De Vries’ bellow of rage was a terrible thing to hear, and Rachel found herself flinching from the sound. The vampires standing against him tried to fight back, but they were no match for de Vries’ power and fury.

Behind him, Sinunu had his back, so when a small group of vampires tried to flank him, she was there. flring with blinding accuracy.

Still, it was no use. The vampires were passing Truxa’s limp body over their heads, each of them taking a small chunk out of her, until Rachel could see the white of bone beneath her blood-covered skin. The elf’s sling hung from her broken arm like a bloodied flag of truce.

Rachel knew Truxa was dead, and even if she wasn’t, she was certainly infected. Still, de Vries fought on.

Behind Rachel, the two men who were guarding the door of the huge truck came down the ramp and ushered her into the vehicle. She turned to find herself face to face with an older man, sweat running down his face, his silvering hair plastered to the side of his head.

From pictures she had seen, she knew instantly that it was Warren’s father.

“Rachel, we’ve got to go. There’s no way we can hold them back any longer.” Even as he said that, his hand shot out, pushing Rachel down and firing over her head.

Rachel didn’t even bother to look and see how close the vampire had come. Over the tacticom, Flak’s voice, choked and nearly unintelligible, said, “Pull back. She’s… she’s gone.”

Out in the center of the vampires, de Vries and Sinunu fought on, but now, even de Vries was threatened with being overwhelmed.

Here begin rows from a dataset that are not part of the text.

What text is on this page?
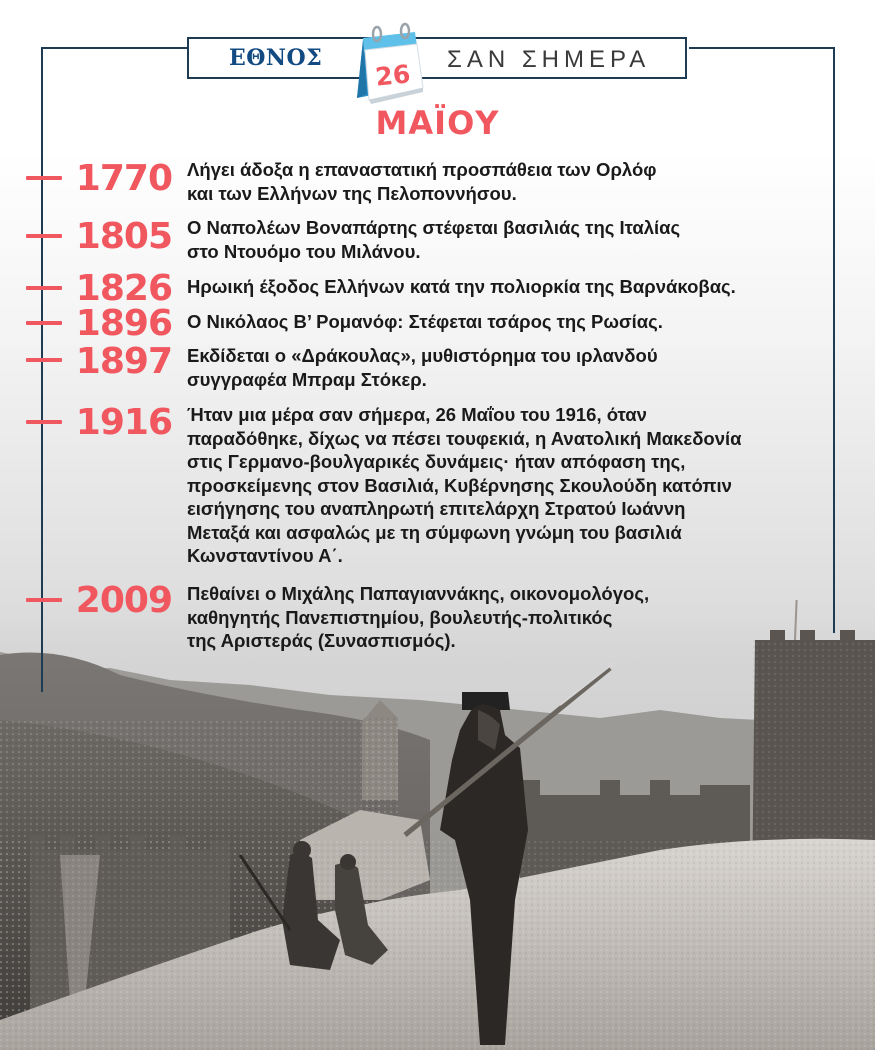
ΕΘΝΟΣ	ΣΑΝ ΣΗΜΕΡΑ
26
ΜΑΪΟΥ
1770 Λήγει άδοξα η επαναστατική προσπάθεια των Ορλόφ
και των Ελλήνων της Πελοποννήσου.
1805 Ο Ναπολέων Βοναπάρτης στέφεται βασιλιάς της Ιταλίας
στο Ντουόμο του Μιλάνου.
1826 Ηρωική έξοδος Ελλήνων κατά την πολιορκία της Βαρνάκοβας.
1896 Ο Νικόλαος Β’ Ρομανόφ: Στέφεται τσάρος της Ρωσίας.
1897 Εκδίδεται ο «Δράκουλας», μυθιστόρημα του ιρλανδού
συγγραφέα Μπραμ Στόκερ.
1916 Ήταν μια μέρα σαν σήμερα, 26 Μαΐου του 1916, όταν
παραδόθηκε, δίχως να πέσει τουφεκιά, η Ανατολική Μακεδονία
στις Γερμανο-βουλγαρικές δυνάμεις· ήταν απόφαση της,
προσκείμενης στον Βασιλιά, Κυβέρνησης Σκουλούδη κατόπιν
εισήγησης του αναπληρωτή επιτελάρχη Στρατού Ιωάννη
Μεταξά και ασφαλώς με τη σύμφωνη γνώμη του βασιλιά
Κωνσταντίνου Α΄.
2009 Πεθαίνει ο Μιχάλης Παπαγιαννάκης, οικονομολόγος,
καθηγητής Πανεπιστημίου, βουλευτής-πολιτικός
της Αριστεράς (Συνασπισμός).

A commotion to the duo’s left caught Rachel’s attention.

The elemental, which had been destroying vampires left and right, faded suddenly and was gone.

There seemed to be a communication between Sinunu and de Vries. As one, they turned back toward the vehicle, fighting their way through the vampires separating them from the men who had come to rescue them.

A team of men in battle armor came from the right, led by a big, redheaded ork who had lost his helmet somewhere in the fray.

Using lasers and heavy-caliber rifles, the men cleared a path back, and the two groups met in the middle of the fray. Firing as they ran, the group covered ground in long strides and made the vehicle before the vampires could regroup.

Rachel, standing on the platform and firing into the crowd of vampires to help keep up the confusion, watched as Sinunu climbed up beside her.

Sinunu wasn’t crying, though Rachel knew her own eyes were stinging with tears. Instead, the other woman’s eyes had gone dead, and Rachel shuddered at what she saw behind those lifeless pink orbs.